Britain's security chief is warning that al Qaeda is planning "mass casualty attacks against the West." Andrew Parker states: "My sharpest concern as director-general of MI5 is the growing gap between the increasingly challenging threat and the decreasing availability of capacities to address it." More people than ever before share his concern today.
Earlier this week, French officials mobilized 10,000 additional troops to boost security in their country. In the wake of the Charlie Hebdo attacks, an estimated 3.7 million people (including 40 world leaders) took to the streets to show solidarity with the victims. The Obama administration has announced that it will host a Summit on Countering Violent Extremism next month. German leaders are asking if Muslims want to or are capable of integrating into their society. Many Jews in France are worried for their safety.
Who is responsible for the escalating terrorism we face?
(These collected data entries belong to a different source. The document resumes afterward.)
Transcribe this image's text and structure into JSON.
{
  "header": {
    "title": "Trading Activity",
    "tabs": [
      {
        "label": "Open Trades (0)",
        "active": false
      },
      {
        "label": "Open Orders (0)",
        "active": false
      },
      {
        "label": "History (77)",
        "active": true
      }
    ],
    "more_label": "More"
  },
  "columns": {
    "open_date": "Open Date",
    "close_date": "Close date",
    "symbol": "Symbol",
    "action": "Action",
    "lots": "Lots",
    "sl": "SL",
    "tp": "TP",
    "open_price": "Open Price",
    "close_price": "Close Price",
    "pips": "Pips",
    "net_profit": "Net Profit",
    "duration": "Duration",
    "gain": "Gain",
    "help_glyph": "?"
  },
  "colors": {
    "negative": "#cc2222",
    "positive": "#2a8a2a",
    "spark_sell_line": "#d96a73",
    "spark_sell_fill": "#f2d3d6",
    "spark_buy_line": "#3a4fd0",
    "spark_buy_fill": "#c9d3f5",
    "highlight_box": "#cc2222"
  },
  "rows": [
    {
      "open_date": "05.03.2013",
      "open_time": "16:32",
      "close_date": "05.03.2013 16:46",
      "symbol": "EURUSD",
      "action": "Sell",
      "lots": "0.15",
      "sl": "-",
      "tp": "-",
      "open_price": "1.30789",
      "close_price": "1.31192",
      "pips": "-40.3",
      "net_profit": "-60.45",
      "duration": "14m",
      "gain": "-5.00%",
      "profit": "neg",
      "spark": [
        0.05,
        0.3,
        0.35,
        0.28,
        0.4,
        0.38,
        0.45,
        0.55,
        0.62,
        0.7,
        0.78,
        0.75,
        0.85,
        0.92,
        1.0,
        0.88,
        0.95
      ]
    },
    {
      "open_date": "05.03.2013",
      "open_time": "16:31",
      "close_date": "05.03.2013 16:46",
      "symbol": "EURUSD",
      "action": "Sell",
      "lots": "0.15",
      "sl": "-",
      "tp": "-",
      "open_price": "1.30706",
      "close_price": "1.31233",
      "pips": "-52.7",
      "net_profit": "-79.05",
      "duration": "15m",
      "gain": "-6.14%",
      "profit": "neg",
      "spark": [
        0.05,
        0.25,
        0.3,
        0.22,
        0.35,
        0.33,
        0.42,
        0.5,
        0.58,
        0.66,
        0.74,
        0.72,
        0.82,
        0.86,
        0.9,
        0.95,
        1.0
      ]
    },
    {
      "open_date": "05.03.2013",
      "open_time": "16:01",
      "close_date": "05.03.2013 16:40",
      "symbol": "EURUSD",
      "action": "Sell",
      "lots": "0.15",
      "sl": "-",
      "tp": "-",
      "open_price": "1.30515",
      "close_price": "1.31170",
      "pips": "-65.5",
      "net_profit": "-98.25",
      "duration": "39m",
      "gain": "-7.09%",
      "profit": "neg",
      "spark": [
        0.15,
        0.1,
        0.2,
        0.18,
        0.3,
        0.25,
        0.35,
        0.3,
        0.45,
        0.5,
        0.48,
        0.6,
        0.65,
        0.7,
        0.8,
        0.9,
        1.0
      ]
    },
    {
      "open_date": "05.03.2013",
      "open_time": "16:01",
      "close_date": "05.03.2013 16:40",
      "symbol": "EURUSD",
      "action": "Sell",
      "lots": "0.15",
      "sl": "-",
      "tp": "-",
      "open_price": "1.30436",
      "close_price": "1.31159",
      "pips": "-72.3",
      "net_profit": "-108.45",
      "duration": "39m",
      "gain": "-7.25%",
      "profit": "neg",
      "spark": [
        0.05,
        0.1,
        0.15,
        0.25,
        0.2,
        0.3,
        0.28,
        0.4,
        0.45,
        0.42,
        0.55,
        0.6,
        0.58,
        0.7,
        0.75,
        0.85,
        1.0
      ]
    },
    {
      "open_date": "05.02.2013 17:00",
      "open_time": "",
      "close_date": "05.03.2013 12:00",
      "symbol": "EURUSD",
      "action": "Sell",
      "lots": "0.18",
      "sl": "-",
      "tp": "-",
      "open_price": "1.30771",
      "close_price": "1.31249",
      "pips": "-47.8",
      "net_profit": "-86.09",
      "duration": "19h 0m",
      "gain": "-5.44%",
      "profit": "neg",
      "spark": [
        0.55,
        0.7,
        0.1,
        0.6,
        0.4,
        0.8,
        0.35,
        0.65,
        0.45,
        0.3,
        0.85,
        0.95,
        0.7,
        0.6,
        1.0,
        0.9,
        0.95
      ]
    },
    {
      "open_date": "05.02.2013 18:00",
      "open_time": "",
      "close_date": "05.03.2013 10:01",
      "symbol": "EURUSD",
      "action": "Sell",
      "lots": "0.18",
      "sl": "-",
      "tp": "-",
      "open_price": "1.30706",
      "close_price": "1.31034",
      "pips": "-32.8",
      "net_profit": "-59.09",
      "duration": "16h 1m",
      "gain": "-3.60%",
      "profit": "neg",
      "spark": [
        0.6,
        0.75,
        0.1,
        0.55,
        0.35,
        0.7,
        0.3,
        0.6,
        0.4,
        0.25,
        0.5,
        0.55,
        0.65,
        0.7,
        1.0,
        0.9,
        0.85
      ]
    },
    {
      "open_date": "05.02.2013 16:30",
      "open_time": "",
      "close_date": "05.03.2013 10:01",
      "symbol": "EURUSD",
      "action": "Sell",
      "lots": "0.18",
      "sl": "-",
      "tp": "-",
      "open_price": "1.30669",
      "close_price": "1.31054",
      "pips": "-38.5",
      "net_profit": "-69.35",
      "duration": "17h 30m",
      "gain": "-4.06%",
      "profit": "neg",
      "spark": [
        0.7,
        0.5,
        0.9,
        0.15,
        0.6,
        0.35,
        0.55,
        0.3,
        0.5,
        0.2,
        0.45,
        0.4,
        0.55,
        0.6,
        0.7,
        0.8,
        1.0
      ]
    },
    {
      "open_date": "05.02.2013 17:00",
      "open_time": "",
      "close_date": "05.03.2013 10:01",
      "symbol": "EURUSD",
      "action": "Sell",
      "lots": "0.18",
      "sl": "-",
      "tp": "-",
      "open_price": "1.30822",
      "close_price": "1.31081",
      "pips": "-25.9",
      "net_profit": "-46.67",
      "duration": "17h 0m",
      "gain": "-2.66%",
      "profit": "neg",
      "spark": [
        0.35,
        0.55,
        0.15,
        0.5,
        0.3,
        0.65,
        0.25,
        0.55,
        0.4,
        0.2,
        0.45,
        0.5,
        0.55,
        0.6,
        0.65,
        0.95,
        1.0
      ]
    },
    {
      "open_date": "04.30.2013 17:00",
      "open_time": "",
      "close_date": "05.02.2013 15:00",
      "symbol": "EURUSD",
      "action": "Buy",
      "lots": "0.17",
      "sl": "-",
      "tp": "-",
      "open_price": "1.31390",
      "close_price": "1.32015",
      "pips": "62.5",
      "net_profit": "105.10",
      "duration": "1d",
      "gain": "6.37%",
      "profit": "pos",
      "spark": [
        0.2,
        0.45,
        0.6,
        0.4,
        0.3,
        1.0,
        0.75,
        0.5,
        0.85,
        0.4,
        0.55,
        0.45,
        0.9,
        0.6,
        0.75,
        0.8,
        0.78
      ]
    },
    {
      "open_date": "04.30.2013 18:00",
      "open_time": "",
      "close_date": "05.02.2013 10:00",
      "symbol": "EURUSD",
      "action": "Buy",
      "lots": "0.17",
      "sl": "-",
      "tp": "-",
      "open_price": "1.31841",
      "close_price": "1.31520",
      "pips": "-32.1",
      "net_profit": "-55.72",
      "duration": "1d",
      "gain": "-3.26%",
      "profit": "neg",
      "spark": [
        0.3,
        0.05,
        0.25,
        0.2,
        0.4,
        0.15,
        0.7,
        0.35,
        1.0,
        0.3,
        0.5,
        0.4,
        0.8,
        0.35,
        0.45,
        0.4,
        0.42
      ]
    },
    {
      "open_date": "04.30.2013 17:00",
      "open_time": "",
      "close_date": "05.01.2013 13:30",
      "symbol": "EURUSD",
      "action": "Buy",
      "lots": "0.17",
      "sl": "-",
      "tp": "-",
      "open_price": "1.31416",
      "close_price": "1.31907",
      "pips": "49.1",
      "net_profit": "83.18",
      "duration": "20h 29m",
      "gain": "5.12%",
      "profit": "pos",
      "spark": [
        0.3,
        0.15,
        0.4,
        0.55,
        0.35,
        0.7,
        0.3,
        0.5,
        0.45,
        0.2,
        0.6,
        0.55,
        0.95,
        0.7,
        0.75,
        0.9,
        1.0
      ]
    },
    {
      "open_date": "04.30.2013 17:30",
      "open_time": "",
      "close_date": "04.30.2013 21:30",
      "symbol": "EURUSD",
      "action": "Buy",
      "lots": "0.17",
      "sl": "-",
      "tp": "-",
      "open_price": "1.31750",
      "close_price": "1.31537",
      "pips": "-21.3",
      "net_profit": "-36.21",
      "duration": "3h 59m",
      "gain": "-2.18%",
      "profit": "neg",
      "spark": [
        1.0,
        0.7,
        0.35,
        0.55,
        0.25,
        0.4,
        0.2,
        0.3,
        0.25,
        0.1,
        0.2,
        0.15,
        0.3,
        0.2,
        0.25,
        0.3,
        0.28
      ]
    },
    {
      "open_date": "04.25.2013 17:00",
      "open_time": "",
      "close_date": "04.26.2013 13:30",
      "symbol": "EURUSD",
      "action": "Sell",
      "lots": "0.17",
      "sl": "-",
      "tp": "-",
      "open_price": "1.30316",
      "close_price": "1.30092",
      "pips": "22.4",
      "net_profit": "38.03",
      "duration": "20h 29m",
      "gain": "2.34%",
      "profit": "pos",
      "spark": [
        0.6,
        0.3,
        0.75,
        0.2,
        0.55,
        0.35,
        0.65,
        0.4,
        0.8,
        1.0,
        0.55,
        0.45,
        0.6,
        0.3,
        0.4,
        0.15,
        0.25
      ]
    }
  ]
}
Shortly after the Paris attacks, Ayaan Hirsi Ali published a fascinating op-ed in The Wall Street Journal. A fellow at the Harvard Kennedy School, Ms. Hirsi Ali hopes that "perhaps the West will finally put away its legion of useless tropes trying to deny the relationship between violence and radical Islam."
She points to "The Quranic Concept of War," written in the mid-1970s by Pakistani General S. K. Malik. The jihad "bible" of radical Muslims, it claims that victory for Islam depends on striking terror in the soul of the enemy. Those who attacked Charlie Hebdo were convinced that their terrorism defended Islam against infidels and apostates.
Some take this fact to mean that Islam is to blame for those who commit atrocities in its name. Others claim that the same logic could be applied to medieval Crusaders who tragically slaughtered Jews and Muslims in the name of Christ. Here's the difference between Islam and Christianity, in my view: the Enlightenment.
From the mid-17th century through the 18th century, the Enlightenment "swept away the medieval world-view and ushered in our modern western world" (Stanford Encyclopedia of Philosophy). One result was a separation of church and state that kept each from unduly influencing the other. While many have taken this separation too far today, seeking to divorce faith and culture, Enlightenment thinkers such as Thomas Jefferson saw a free church in a free state as the ideal. Unfortunately, radical Muslims argue just the opposite, seeking to impose their version of sharia (Islamic holy law) on all. Until the Muslim world experiences an Enlightenment-like shift in its worldview, terrorism to impose a radicalized version of Islam will continue.
What can Christians do? Let me suggest three ways we can pray. First, intercede for Western leaders to confront the jihadist threat with courage and honesty. Second, pray for God to protect those who are targets of further aggression. Third, ask God's Spirit to escalate the spiritual awakening advancing in the Muslim world today.
The head of MI5 is right: we face an "increasingly challenging threat." But Christians can take heart: "he who is in you is greater than he who is in the world" (1 John 4:4).